Demofoonte e poi Timante

 

DEM.

Che alterezza ha costei! Quasi... Ma tutto

Al grado, al sesso ed all’età si doni.

Pur convien che Timante

Troppo mal l’abbia accolta. È forza ch’io

Lo avverta, lo riprenda, acciò, più saggio

Le ripugnanze sue vinca in appresso.

Timante a me... (alle guardie)

Ma vien Timante istesso.

TIM.

Mio re, mio genitor, grazia, perdono,

Pietà!

DEM.

Per chi?

TIM.

Per l’infelice figlia

Dell’afflitto Matusio.

DEM.

Ho già deciso

Del suo destin. Non si rivoca un cenno

Che uscì da regio labbro. È d’un errore

Conseguenza il pentirsi; e il re non erra.

TIM.

Se si adorano in terra, è perché sono

Placabili gli dèi.
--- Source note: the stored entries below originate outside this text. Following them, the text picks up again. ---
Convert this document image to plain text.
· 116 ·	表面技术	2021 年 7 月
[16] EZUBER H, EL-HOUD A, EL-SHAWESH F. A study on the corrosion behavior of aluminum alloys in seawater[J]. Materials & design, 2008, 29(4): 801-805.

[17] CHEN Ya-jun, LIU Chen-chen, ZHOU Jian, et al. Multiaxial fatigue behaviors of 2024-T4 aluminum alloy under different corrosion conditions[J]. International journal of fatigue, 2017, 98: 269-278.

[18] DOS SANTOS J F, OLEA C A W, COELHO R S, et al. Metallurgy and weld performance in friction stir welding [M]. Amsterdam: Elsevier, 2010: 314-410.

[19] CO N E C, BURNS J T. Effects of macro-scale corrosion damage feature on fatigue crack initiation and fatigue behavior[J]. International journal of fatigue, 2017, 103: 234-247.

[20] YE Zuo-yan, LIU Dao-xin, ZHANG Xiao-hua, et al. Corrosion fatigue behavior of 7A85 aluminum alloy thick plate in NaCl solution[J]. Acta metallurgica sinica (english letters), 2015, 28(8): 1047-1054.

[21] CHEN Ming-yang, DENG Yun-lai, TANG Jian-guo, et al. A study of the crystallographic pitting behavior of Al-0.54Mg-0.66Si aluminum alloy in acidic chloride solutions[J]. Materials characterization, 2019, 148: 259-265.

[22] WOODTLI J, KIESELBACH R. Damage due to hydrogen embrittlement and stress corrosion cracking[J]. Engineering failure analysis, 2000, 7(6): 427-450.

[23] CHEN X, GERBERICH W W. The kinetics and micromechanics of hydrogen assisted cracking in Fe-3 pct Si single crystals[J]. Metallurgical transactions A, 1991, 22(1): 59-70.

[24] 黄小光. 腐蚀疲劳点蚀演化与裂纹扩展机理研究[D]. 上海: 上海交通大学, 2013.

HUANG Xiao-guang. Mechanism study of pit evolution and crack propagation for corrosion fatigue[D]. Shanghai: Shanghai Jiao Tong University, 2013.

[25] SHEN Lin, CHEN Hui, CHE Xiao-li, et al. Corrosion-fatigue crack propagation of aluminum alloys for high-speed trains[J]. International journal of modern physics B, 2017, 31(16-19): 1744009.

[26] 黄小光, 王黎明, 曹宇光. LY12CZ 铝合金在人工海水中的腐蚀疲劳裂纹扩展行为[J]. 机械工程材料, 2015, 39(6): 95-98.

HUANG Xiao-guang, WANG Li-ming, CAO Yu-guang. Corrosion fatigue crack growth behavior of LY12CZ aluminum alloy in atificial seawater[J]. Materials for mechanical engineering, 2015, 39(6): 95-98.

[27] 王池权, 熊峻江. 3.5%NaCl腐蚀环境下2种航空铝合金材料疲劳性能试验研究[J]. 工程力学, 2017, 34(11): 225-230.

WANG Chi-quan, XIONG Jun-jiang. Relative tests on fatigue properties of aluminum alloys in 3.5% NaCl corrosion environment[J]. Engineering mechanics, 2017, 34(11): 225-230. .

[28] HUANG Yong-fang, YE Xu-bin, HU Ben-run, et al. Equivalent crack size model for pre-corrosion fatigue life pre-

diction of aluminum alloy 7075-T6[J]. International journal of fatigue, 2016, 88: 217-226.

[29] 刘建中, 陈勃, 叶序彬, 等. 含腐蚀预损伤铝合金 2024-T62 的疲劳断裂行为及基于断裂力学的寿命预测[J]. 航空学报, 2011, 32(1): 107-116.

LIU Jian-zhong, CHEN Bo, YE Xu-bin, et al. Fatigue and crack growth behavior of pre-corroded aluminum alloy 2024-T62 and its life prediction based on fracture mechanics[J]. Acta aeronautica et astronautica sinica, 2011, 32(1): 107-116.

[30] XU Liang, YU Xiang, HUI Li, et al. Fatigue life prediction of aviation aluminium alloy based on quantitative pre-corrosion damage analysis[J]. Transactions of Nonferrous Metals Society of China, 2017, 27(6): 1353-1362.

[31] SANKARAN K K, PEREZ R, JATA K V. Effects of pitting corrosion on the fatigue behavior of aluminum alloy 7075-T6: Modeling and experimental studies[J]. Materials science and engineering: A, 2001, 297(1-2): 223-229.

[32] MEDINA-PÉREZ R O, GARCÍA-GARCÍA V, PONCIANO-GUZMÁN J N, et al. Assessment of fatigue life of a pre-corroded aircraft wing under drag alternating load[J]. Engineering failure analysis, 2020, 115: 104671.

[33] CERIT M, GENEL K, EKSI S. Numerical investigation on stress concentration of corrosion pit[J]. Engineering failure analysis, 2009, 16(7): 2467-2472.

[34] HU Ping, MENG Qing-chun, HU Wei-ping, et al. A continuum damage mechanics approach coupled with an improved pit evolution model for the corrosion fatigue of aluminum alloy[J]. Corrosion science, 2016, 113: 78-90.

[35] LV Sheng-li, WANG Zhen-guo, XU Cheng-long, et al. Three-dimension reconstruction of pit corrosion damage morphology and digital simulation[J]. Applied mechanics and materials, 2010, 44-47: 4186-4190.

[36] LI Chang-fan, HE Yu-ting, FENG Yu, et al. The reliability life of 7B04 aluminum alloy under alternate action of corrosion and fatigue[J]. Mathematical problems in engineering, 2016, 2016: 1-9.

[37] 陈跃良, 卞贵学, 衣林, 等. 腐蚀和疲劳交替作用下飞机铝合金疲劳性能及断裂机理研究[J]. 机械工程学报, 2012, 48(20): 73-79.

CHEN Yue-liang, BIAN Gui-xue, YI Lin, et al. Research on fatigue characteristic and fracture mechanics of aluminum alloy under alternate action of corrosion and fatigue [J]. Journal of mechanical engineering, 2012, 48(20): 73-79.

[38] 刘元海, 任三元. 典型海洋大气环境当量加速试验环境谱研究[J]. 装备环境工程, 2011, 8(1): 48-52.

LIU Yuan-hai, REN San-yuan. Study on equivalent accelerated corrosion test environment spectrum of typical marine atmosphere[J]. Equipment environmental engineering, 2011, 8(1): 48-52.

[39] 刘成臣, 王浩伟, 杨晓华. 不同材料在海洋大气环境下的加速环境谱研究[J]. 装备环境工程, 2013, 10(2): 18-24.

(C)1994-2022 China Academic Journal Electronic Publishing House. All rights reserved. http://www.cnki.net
D’ogni altro è il Fato

Nume il più grande; e, sol perché non muta

Un decreto giammai, non trovi esempio

Di chi voglia innalzargli un’ara, un tempio.

DEM.

Tu non sai che del trono

È custode il timor.

TIM.

Poco sicuro.

DEM.

Di lui figlio è il rispetto.

TIM.

E porta seco

Tutti i dubbi del padre.

DEM.

A poco a poco

Diventa amor.

TIM.

Ma simulato.

DEM.

Il tempo

T’insegnerà quel ch’or non sai. Per ora

D’altro abbiamo a parlar. Dimmi: a Creusa

Che mai facesti? In questo tua sposa

Esser deve, e l’irrìti?

TIM.

Ho tal per lei

Repugnanza nel cor, che non mi sento

Valor di superarla.

DEM.

E pur conviene...

TIM.

Ne parleremo. Or per Dircea, signore,

Sono al tuo piè. Quell’innocente vita

Dona a’ prieghi d’un figlio.

DEM.

E pur di lei

Torni a parlar. Se l’amor mio t’è caro,

Questa impresa abbandona.

TIM.

Ah! padre amato,

Non ti posso ubbidir. Deh! se giammai

Il tuo paterno affetto

Son giunto a meritar; se, adorno il seno

D’onorate ferite, alle tue braccia

Ritornai vincitor; se i miei trionfi,

Del tuo sublime esempio

Non tardi frutti, han mai saputo alcuna

Esprimerti dal ciglio

Lagrima di piacer; libera, assolvi

La povera Dircea. Misera! Io solo

Parlo per lei; l’abbandonò ciascuno;

Non ha speme che in me. Sarebbe, oh Dio!

Troppa inumanità, senza delitto,

Nel fior degli anni suoi, su l’are atroci

Vederla agonizzar; vederle a rivi

Sgorgar tiepido il sangue

Dal molle sen; del moribondo labbro

Udir gli ultimi accenti; i moti estremi

Degli occhi suoi... Ma tu mi guardi, o padre!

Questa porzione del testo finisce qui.